The day we say “I do” to our beloved, we imagine that we will always have the same high level of joy and happiness. After all, we’ve been dating this person for a long time so we know we love them to the core. And love can solve every little problem that might crop up during our marriage, right?
Unfortunately, it takes more than love to smooth out conflicts large and small in any relationship, even a committed one like a marriage. Here are five situations and the corresponding strategies that you can implement the next time you hit a rough patch in your marriage.
How’s your communication going?
At the source of all relationship problems—whether they be in your marriage, workplace or with friends and family, is poor communication. You may think you are an excellent communicator, but if you are constantly checking your phone or pc while your partner is trying to talk to you, or you to them, that puts you in the “poor communicator” category.
If you and your spouse are sitting down to address a problem that has surfaced in your marriage, the first thing you will want to do is turn off the phone, the tablet, the pc and the television.
Gently establish some rules for the discussion, such as no interrupting the other while they are speaking, no blaming, no digging up past ills to bulk up your present argument, no tears, no screaming, and no walking away from the conversation.
Speak to each other. This means looking each other in the eyes to show you are present and listening.
If you have trouble keeping voice levels down, or you find your efforts to address problems just go in circles and you never get any satisfactory solution, find an expert marriage counselor or therapist to guide you and your husband and provide you with advice for effective methods for conflict resolution.
How’s your sex life?
It is very common for the fires of passion to die down as your marriage progresses and you get caught up with child-rearing, job advancement and all the other wonderful (but distracting) elements that married life brings. But remember: sex is important. It brings you and your spouse together, releases hormones that keep you together, and is a vital part of the chemistry of a happy and healthy couple. So if you sense that your lovemaking is falling by the wayside:
Schedule sex on the calendar
(maybe not the calendar that hangs in the kitchen, but on your phones.) Yes, it sounds so clinical, but if you don’t get it on the schedule, you may never get around to having it. An advantage of having sex scheduled is you can spend the day leading up to this “appointment” sending racy texts to each other, heightening your excitement so that when you finally get to bed, you are ready to go!
Have an open discussion about what really turns you on
One creative way to do this is for each of you to come up with a few questions for your partner, such as “What is the one thing you’d like to do in bed that we haven’t yet done?”, or “If you were in bed with a porn star, what would you ask them to do to you?” These are great ways to find out your spouse’s secret desires and then incorporate them into your sex play. It’s all about keeping things fresh and hot!
What’s your financial situation like?
Money is one of the top problem areas for couples. This can stem from a mis-match in spending or saving styles, or being secretive about resources.
You need to be honest with each other
Take a good look at your entire financial situation: cash, savings, investments, real estate, car, home and student loans. If you are drowning in debt, you must make some changes so that you can get back to solvency.

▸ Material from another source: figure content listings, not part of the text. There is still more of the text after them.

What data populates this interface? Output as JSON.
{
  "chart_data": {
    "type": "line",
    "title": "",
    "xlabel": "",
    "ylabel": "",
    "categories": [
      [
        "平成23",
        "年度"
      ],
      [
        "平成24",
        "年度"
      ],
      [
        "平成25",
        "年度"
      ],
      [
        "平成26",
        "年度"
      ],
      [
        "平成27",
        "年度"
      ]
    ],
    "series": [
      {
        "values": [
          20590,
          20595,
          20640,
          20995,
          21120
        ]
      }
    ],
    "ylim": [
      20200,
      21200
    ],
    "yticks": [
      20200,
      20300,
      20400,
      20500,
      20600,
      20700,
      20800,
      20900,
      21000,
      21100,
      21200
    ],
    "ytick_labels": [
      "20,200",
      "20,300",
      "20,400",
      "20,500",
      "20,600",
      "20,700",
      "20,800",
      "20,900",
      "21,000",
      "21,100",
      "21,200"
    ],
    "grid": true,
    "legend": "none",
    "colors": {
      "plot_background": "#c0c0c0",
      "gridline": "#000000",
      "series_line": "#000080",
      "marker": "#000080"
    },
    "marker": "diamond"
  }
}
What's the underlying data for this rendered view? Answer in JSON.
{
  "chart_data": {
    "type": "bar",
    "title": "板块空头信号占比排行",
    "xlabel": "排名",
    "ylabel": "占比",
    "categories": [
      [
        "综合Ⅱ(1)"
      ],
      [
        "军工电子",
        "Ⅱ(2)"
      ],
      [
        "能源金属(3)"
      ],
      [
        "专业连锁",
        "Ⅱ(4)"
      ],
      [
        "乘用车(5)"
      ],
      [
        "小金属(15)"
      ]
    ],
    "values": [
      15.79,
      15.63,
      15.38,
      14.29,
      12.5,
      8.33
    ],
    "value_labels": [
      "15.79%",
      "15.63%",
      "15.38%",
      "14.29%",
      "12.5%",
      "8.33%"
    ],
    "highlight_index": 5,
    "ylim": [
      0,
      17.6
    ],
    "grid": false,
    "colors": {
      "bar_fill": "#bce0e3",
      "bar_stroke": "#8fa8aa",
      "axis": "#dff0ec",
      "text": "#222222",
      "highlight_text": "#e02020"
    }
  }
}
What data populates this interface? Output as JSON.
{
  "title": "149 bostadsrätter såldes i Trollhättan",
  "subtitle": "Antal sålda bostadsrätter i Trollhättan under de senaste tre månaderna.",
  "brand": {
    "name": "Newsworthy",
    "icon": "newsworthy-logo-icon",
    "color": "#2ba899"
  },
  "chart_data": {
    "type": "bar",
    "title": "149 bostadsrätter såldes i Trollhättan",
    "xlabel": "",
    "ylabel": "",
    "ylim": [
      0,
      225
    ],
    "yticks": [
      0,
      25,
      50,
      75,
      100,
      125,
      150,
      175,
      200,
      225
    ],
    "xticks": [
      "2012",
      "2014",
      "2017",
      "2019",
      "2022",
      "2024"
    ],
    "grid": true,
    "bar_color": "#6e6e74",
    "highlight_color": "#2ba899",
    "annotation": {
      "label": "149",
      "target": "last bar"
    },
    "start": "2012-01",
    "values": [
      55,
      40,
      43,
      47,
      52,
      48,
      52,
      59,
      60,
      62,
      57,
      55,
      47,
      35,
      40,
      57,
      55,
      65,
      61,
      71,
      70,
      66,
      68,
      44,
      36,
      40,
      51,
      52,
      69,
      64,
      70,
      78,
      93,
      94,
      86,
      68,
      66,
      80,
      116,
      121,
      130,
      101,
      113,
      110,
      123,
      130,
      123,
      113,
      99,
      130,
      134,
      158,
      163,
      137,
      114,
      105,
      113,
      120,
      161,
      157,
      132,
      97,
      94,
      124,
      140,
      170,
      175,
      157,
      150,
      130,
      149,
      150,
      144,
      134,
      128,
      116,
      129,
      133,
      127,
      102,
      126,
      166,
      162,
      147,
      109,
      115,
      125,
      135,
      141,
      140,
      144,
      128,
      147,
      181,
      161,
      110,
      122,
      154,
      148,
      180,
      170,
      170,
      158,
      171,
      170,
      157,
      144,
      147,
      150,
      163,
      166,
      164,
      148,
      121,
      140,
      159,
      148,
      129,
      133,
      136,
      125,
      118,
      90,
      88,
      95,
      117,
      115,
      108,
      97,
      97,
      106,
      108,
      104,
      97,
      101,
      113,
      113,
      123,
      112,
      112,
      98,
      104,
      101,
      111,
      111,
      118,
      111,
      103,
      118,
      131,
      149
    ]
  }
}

When talking about your finances, take the approach that you are both on the same team, working towards a positive bank balance and debt-free lifestyle. Banish statements like “If you didn’t buy so much (clothing, sports equipment, beer, or whatever), we’d have a lot more money in the bank!” This conversation needs to be non-threatening and non-blaming.
Allow each of you some “fun money” by setting aside a little but that each of you can spend without having to account for it. (Make sure this is realistic. If you have a heavy amount of debt, this may not be.)

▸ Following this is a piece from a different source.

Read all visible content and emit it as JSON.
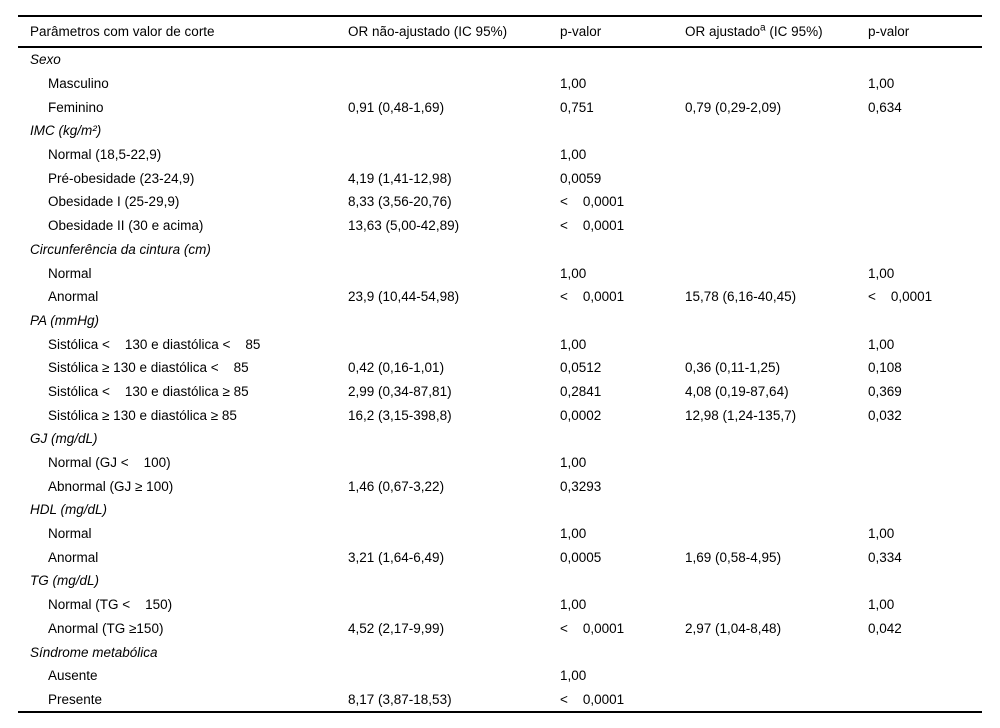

Who does what to keep the household going?
If both of you work outside the home, you need to divide home tasks equitably. Often this is not the case: women consistently do more work around the house than men do. This can lead to problems in the marriage so it is important to address the imbalance before this turns into a deal breaker situation.

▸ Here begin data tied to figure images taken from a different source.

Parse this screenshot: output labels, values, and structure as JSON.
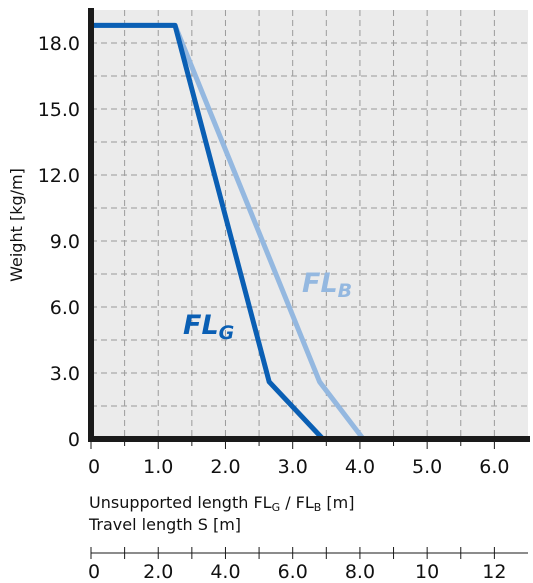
{
  "chart_data": {
    "type": "line",
    "ylabel": "Weight  [kg/m]",
    "xlabel_line1_parts": [
      "Unsupported length FL",
      "G",
      " / FL",
      "B",
      " [m]"
    ],
    "xlabel_line2": "Travel length S  [m]",
    "xlim": [
      0,
      6.5
    ],
    "ylim": [
      0,
      19.5
    ],
    "x_ticks": [
      "0",
      "1.0",
      "2.0",
      "3.0",
      "4.0",
      "5.0",
      "6.0"
    ],
    "y_ticks": [
      "0",
      "3.0",
      "6.0",
      "9.0",
      "12.0",
      "15.0",
      "18.0"
    ],
    "secondary_x_ticks": [
      "0",
      "2.0",
      "4.0",
      "6.0",
      "8.0",
      "10",
      "12"
    ],
    "grid": true,
    "series": [
      {
        "name_base": "FL",
        "name_sub": "G",
        "color": "#0a5fb4",
        "x": [
          0,
          1.25,
          2.65,
          3.45
        ],
        "y": [
          18.8,
          18.8,
          2.6,
          0
        ]
      },
      {
        "name_base": "FL",
        "name_sub": "B",
        "color": "#94b8e0",
        "x": [
          0,
          1.25,
          3.4,
          4.05
        ],
        "y": [
          18.8,
          18.8,
          2.6,
          0
        ]
      }
    ]
  }
}
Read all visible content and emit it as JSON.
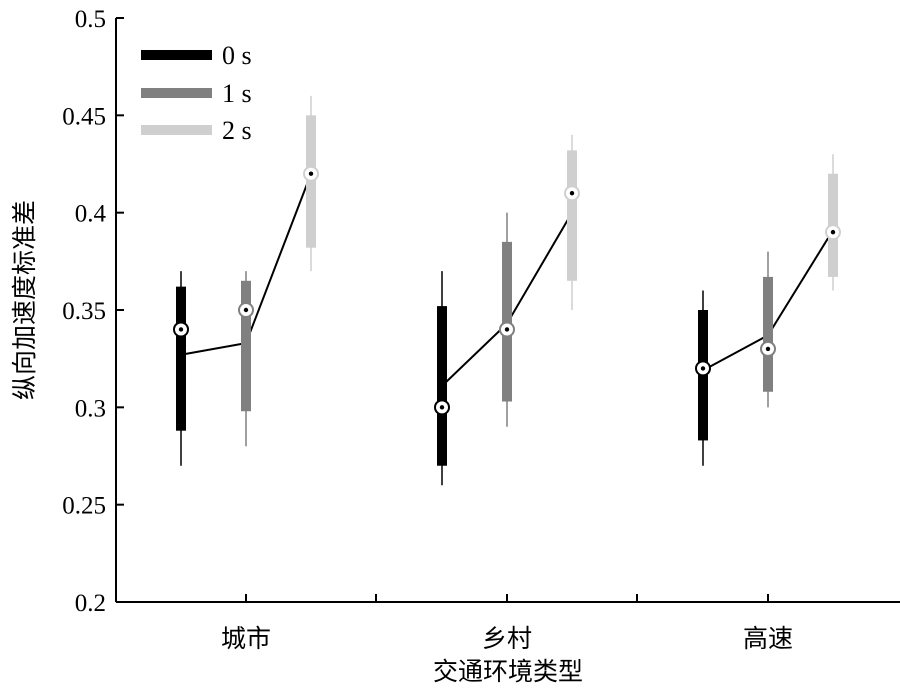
{
  "chart_data": {
    "type": "boxplot",
    "title": "",
    "xlabel": "交通环境类型",
    "ylabel": "纵向加速度标准差",
    "categories": [
      "城市",
      "乡村",
      "高速"
    ],
    "ylim": [
      0.2,
      0.5
    ],
    "yticks": [
      0.2,
      0.25,
      0.3,
      0.35,
      0.4,
      0.45,
      0.5
    ],
    "ytick_labels": [
      "0.2",
      "0.25",
      "0.3",
      "0.35",
      "0.4",
      "0.45",
      "0.5"
    ],
    "legend_position": "top-left",
    "grid": false,
    "series": [
      {
        "name": "0 s",
        "color": "#000000",
        "boxes": [
          {
            "whisker_low": 0.27,
            "q1": 0.288,
            "median": 0.34,
            "q3": 0.362,
            "whisker_high": 0.37,
            "mean": 0.327
          },
          {
            "whisker_low": 0.26,
            "q1": 0.27,
            "median": 0.3,
            "q3": 0.352,
            "whisker_high": 0.37,
            "mean": 0.311
          },
          {
            "whisker_low": 0.27,
            "q1": 0.283,
            "median": 0.32,
            "q3": 0.35,
            "whisker_high": 0.36,
            "mean": 0.319
          }
        ]
      },
      {
        "name": "1 s",
        "color": "#808080",
        "boxes": [
          {
            "whisker_low": 0.28,
            "q1": 0.298,
            "median": 0.35,
            "q3": 0.365,
            "whisker_high": 0.37,
            "mean": 0.333
          },
          {
            "whisker_low": 0.29,
            "q1": 0.303,
            "median": 0.34,
            "q3": 0.385,
            "whisker_high": 0.4,
            "mean": 0.343
          },
          {
            "whisker_low": 0.3,
            "q1": 0.308,
            "median": 0.33,
            "q3": 0.367,
            "whisker_high": 0.38,
            "mean": 0.337
          }
        ]
      },
      {
        "name": "2 s",
        "color": "#cfcfcf",
        "boxes": [
          {
            "whisker_low": 0.37,
            "q1": 0.382,
            "median": 0.42,
            "q3": 0.45,
            "whisker_high": 0.46,
            "mean": 0.42
          },
          {
            "whisker_low": 0.35,
            "q1": 0.365,
            "median": 0.41,
            "q3": 0.432,
            "whisker_high": 0.44,
            "mean": 0.4
          },
          {
            "whisker_low": 0.36,
            "q1": 0.367,
            "median": 0.39,
            "q3": 0.42,
            "whisker_high": 0.43,
            "mean": 0.391
          }
        ]
      }
    ]
  }
}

If you are financially able, the best solution might be to outsource the housework, laundry, ironing, and garden maintenance.
If that is not the case, use a chore list and write down all the tasks that need to be done to keep the household running. If you have children, involve them in this conversation; they can all pitch in to help. Even a two year-old can dust the furniture. The goal is that the tasks are distributed fairly over the week.
Best marriage problems advice: Seek help early
If your couple is experiencing problems that are causing resentment to build up between you, don’t wait for a big explosion to happen. Get yourselves to a marriage therapist where you can air out your grievances before they become too large to unknot. Not only will it help your marriage get back on track, but you will learn valuable ways to problem solve, skills that you will be able to use when you hit another bumpy time in your marriage.